After trying myself: Oh, I see, this error happens when even creating the functools.partial object, not at serialization or at loading the config. This error comes from a check within functools.partial.

It would be good if you would provide such important aspects. It is always relevant:

Where exactly does the error happen (manager or job worker? also stack trace),
how does the serialized config look like,
how does your code look like.

So then we cannot use functools.partial this way here, as CodeWrapper is not callable.

But we don't need to do it this way. You can also just use DelayedFormat here for the config part, i.e. "get_sub_epoch_dataset": DelayedFormat(...). Or just "get_sub_epoch_dataset": CodeWrapper("get_sub_epoch_dataset").

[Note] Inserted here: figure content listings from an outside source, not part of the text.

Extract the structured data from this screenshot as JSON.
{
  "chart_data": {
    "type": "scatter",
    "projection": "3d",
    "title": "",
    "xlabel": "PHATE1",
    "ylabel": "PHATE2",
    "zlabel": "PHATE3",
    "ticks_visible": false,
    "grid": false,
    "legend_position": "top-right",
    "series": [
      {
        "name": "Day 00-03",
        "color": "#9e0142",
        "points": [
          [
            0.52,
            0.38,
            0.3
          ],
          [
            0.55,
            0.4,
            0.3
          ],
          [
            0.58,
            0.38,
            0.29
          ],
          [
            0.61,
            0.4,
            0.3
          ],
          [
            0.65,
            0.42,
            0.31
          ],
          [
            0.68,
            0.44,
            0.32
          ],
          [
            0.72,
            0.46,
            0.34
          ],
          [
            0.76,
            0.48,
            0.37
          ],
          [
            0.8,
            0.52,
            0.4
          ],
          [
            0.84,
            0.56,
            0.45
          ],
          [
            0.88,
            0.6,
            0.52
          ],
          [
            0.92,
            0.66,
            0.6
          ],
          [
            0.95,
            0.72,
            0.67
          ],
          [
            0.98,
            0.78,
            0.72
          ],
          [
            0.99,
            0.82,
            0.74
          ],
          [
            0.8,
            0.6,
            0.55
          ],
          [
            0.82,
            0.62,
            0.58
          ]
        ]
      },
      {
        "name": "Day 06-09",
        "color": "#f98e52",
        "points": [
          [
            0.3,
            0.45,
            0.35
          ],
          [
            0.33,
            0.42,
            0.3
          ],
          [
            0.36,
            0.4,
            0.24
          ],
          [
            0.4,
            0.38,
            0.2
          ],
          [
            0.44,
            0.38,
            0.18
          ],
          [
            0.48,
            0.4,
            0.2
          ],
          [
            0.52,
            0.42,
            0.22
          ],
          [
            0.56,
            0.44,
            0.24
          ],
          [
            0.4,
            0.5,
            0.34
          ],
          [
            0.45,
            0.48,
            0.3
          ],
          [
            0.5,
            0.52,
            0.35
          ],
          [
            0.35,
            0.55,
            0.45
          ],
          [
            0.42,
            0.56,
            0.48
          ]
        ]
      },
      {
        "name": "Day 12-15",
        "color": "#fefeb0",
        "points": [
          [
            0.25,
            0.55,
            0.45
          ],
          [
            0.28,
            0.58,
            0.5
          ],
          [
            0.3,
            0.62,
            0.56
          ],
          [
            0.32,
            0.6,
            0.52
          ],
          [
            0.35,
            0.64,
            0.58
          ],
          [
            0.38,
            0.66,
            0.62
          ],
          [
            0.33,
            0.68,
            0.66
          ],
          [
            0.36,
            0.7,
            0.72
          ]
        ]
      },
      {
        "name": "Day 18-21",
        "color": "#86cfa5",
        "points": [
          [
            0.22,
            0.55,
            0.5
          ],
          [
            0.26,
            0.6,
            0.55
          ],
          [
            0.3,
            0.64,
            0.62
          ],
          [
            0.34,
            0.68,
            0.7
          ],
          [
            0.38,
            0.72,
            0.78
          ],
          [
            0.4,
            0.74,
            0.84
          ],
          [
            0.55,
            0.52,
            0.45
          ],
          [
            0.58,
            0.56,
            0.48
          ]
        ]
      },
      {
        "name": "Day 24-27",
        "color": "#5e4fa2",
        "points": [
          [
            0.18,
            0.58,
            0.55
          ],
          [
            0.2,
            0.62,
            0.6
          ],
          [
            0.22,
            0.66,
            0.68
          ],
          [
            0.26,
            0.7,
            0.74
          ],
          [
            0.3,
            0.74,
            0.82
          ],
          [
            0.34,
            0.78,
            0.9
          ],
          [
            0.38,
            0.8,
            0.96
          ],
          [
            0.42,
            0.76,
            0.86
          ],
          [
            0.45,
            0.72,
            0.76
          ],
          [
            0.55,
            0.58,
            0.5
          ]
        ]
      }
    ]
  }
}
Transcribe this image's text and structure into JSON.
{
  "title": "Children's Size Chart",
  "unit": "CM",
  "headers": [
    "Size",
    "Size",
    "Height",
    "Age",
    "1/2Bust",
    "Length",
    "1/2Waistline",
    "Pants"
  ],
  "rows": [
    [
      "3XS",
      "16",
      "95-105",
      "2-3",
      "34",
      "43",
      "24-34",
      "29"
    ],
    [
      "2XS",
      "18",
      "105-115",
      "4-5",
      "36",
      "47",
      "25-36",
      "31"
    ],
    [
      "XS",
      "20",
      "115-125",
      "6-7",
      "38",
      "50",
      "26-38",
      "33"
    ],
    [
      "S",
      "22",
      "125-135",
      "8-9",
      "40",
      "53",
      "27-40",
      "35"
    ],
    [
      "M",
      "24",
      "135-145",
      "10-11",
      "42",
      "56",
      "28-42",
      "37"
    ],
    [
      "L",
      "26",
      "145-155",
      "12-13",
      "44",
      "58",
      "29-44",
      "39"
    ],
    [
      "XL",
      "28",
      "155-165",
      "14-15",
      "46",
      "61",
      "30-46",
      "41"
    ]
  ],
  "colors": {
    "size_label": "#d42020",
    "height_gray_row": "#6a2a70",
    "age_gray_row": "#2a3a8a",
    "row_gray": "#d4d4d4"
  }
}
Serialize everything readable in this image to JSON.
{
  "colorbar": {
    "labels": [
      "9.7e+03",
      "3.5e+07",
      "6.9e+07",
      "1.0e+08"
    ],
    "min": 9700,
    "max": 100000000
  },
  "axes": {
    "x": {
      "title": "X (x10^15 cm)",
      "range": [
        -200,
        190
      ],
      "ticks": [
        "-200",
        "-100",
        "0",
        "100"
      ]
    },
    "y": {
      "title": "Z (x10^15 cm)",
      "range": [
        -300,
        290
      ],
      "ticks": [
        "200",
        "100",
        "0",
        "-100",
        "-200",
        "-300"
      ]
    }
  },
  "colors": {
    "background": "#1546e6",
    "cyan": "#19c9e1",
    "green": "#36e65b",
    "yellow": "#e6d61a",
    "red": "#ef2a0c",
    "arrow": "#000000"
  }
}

FInally I tried directly inserting the functools.partial function as stated above in the python prolog of the RETURNN config and calling it via
"get_sub_epoch_dataset": returnn.config.CodeWrapper("get_sub_epoch_dataset")
But the first approach failed with exactly the same error, and the second approach failed with a very similar error (can't serialize <function ...>, ...).

I again don't exactly understand what error you get with what approach at what point. Why do you say "first approach"? There is only a single approach here in this section, namely "get_sub_epoch_dataset": CodeWrapper("get_sub_epoch_dataset"). And what error? And where? And what second approach? Or do you refer to this as the third approach here? So this works?